Current approaches to machine learning, particularly deep learning, are often successful on single tasks where there is plentiful data. However we may want one model to perform well across many (usually related) tasks, for example if we have a constraint on space and we only want to store one, all-purpose model. This situation might arise if we wanted a single computer vision system on a mobile phone to, say, recognise objects, create a depth map of the surroundings, and suggest camera settings. Additionally, multi-task systems are a step towards more ‘generally intelligent’ systems that are not constrained to a particular task. We will explore how to efficiently add parameters to a pre-trained system so that we can get good performance on many tasks. We will also think about how to choose an informative subset of data, and a good training procedure, so that we can add new tasks to a multi-task model while remembering old ones.
Methods for not forgetting old tasks have been explored for the setting where new tasks arrive sequentially, but less so in the multi-task setting, where we assume some access to old data. New challenges may arise due to the use of more complicated tasks than most previous work. Adding parameters efficiently has also been explored, specifically in computer vision, and we will build on some of this work by adapting it for new model architectures and considering alternatives.
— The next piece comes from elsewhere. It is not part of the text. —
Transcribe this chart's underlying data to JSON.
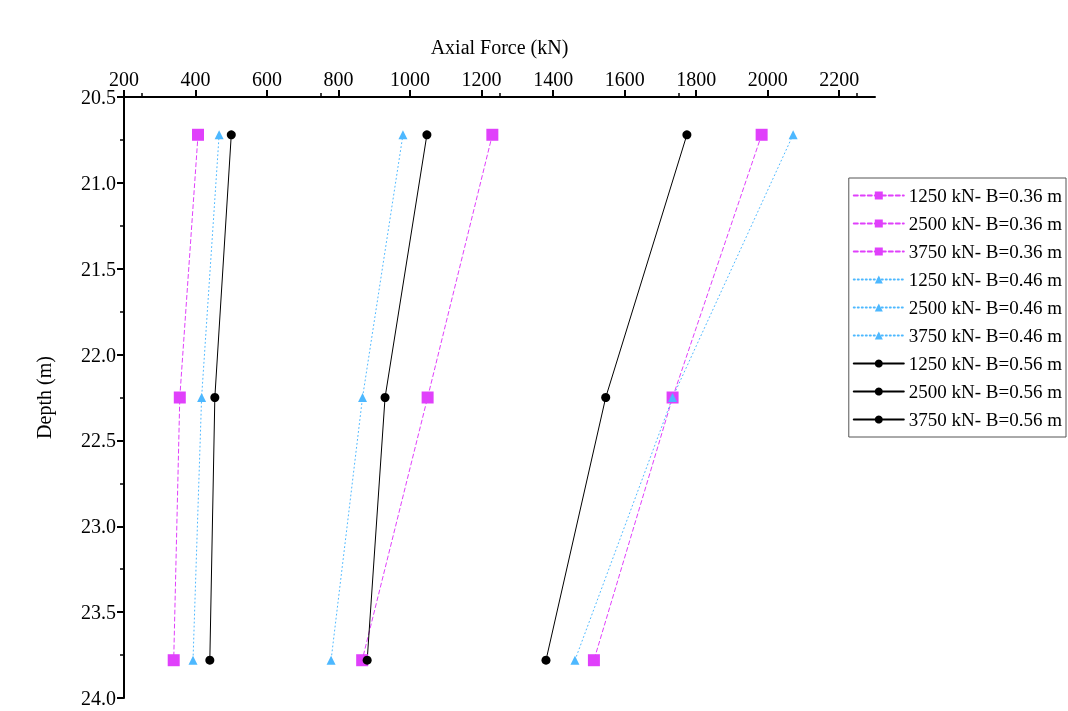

As a starting point we will take a language processing model which has been pretrained on a very large corpus of English text, and is available to download. Previously this model has been fine-tuned on text classification tasks, achieving strong results. We intend to find the best way to add a small number of parameters and get good performance in a multi-task setting, on many text classification tasks at once. Future work will concentrate on generalising to other architectures, and finding the best training procedures for adding new tasks to a pretrained system.